Ferguson sued TVI Inc. in 2017, accusing the operator of Value Village stores of misleading shoppers with advertising slogans such as “These racks support more than just clothes,” and “For over 60 years, Value Village has helped charities, communities and the planet prosper through the power of re-use.” For-profit TVI, with more than $1 billion a year in revenue, buys donated goods in bulk from charities and resells them at a profit.
The state won at trial, with a judge ruling in 2019 that TVI “knew or should have known” that its advertising could deceive consumers into thinking it was a nonprofit and its sales directly benefited charities.
TVI appealed, arguing the contested marketing statements were in fact charitable solicitations covered under a different Washington law and protected by the strictest standards of the First Amendment.

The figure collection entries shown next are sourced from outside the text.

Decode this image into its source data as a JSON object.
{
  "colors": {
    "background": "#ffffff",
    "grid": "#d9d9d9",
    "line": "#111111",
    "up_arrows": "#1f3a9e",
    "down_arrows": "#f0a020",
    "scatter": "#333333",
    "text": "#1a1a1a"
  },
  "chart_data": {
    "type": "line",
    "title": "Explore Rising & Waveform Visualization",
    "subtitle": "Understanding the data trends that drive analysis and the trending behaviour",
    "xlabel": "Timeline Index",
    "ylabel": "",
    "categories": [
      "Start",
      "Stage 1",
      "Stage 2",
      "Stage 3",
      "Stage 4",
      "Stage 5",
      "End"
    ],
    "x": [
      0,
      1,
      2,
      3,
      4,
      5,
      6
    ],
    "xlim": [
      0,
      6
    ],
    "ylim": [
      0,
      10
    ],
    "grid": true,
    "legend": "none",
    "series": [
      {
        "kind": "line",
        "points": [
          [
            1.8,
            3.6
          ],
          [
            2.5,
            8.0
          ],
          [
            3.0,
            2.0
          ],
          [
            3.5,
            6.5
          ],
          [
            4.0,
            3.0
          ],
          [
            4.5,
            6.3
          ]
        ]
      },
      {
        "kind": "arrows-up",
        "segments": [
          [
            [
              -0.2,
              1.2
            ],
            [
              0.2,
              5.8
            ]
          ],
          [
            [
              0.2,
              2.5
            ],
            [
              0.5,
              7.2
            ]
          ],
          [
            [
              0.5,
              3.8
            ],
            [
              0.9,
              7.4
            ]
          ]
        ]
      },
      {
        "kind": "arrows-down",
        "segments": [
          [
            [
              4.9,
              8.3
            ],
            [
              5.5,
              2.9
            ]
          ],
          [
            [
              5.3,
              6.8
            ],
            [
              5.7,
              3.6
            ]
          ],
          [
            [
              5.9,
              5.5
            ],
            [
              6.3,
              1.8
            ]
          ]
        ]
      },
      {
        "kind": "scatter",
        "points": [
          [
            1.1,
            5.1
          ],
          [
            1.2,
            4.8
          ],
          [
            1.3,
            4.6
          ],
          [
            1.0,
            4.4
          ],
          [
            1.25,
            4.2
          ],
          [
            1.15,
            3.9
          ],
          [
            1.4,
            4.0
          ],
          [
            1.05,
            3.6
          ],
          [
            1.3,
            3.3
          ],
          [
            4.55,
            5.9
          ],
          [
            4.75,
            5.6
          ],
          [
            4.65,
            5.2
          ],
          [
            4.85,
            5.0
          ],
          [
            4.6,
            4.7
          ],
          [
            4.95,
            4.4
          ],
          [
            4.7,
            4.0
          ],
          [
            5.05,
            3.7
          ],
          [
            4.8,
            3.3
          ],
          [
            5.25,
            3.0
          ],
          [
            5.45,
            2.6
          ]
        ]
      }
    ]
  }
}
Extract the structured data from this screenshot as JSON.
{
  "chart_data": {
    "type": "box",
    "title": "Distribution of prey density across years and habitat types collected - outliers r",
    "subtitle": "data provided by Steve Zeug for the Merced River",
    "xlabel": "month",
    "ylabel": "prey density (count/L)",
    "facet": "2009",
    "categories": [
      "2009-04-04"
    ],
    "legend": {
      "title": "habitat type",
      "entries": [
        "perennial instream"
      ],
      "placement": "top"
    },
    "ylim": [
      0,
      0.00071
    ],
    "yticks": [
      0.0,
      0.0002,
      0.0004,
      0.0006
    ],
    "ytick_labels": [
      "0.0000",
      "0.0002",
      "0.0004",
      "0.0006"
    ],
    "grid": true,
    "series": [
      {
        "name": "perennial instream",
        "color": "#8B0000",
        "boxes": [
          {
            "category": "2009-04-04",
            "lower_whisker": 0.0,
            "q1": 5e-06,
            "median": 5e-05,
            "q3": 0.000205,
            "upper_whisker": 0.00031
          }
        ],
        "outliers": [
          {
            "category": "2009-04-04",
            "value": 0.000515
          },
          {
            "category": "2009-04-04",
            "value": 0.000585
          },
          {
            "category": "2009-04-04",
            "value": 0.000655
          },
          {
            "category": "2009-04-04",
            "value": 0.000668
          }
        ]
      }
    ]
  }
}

Washington opposed the appeal, saying TVI’s advertising was mere commercial speech, which can be regulated under the consumer protection statute if it has the capacity to mislead consumers.
The Washington Court of Appeals agreed with TVI, overturning the trial judgment in an Aug. 16 decision. While elements of TVI’s advertising were commercial speech subject to the consumer protection statute, the court ruled, the statements about charities were “inextricably bound” with the purely commercial speech, placing it all under the strict scrutiny requirement of the First Amendment.

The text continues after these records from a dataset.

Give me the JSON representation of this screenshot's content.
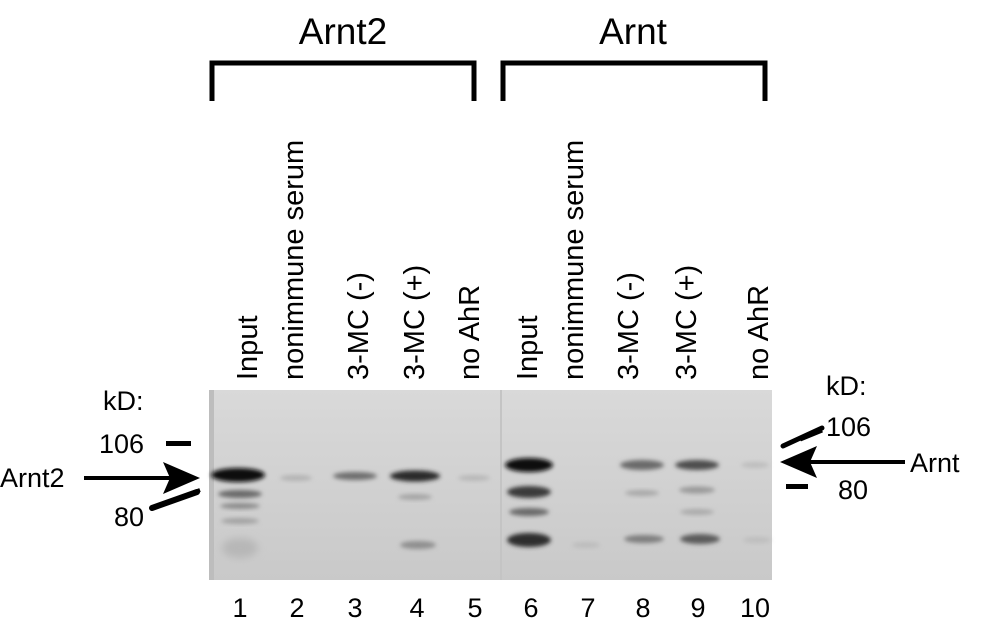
{
  "groups": [
    {
      "title": "Arnt2"
    },
    {
      "title": "Arnt"
    }
  ],
  "lanes": [
    {
      "number": "1",
      "label": "Input"
    },
    {
      "number": "2",
      "label": "nonimmune serum"
    },
    {
      "number": "3",
      "label": "3-MC (-)"
    },
    {
      "number": "4",
      "label": "3-MC (+)"
    },
    {
      "number": "5",
      "label": "no AhR"
    },
    {
      "number": "6",
      "label": "Input"
    },
    {
      "number": "7",
      "label": "nonimmune serum"
    },
    {
      "number": "8",
      "label": "3-MC (-)"
    },
    {
      "number": "9",
      "label": "3-MC (+)"
    },
    {
      "number": "10",
      "label": "no AhR"
    }
  ],
  "markers": {
    "left": {
      "unit": "kD:",
      "upper": "106",
      "lower": "80",
      "band_label": "Arnt2"
    },
    "right": {
      "unit": "kD:",
      "upper": "106",
      "lower": "80",
      "band_label": "Arnt"
    }
  },
  "colors": {
    "gel_background": "#d3d3d3",
    "band": "#141414",
    "ink": "#000000"
  }
}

The appeals court also rejected Washington’s request to uphold the trial judge’s ruling that TVI violated the consumer protection statute because it “knew or should have known” its advertising was misleading. The requirement of guilty knowledge, or mens rea, isn’t in the Consumer Protection Act, the court said.
“The CPA is not ambiguous and requires no interpretation,” the court ruled. “The CPA does not include a mens rea element.”
To support its decision, the court cited a Fifth Circuit decision from 2011 allowing for-profit companies to pay charities a flat fee for using their logos on bins where they collected donated goods to resell at a profit. That court described the bins as “silent solicitors” that “implicitly advocate” for the charities’ causes and values.
Washington accused TVI of misleading consumers because it paid charities up front for goods, instead of contributing money to charity for each sale. The AG also accused TVI of deception by paying a flat $4,000-a-month fee to one charity, which he said could mislead consumers into thinking each sale benefited the charity.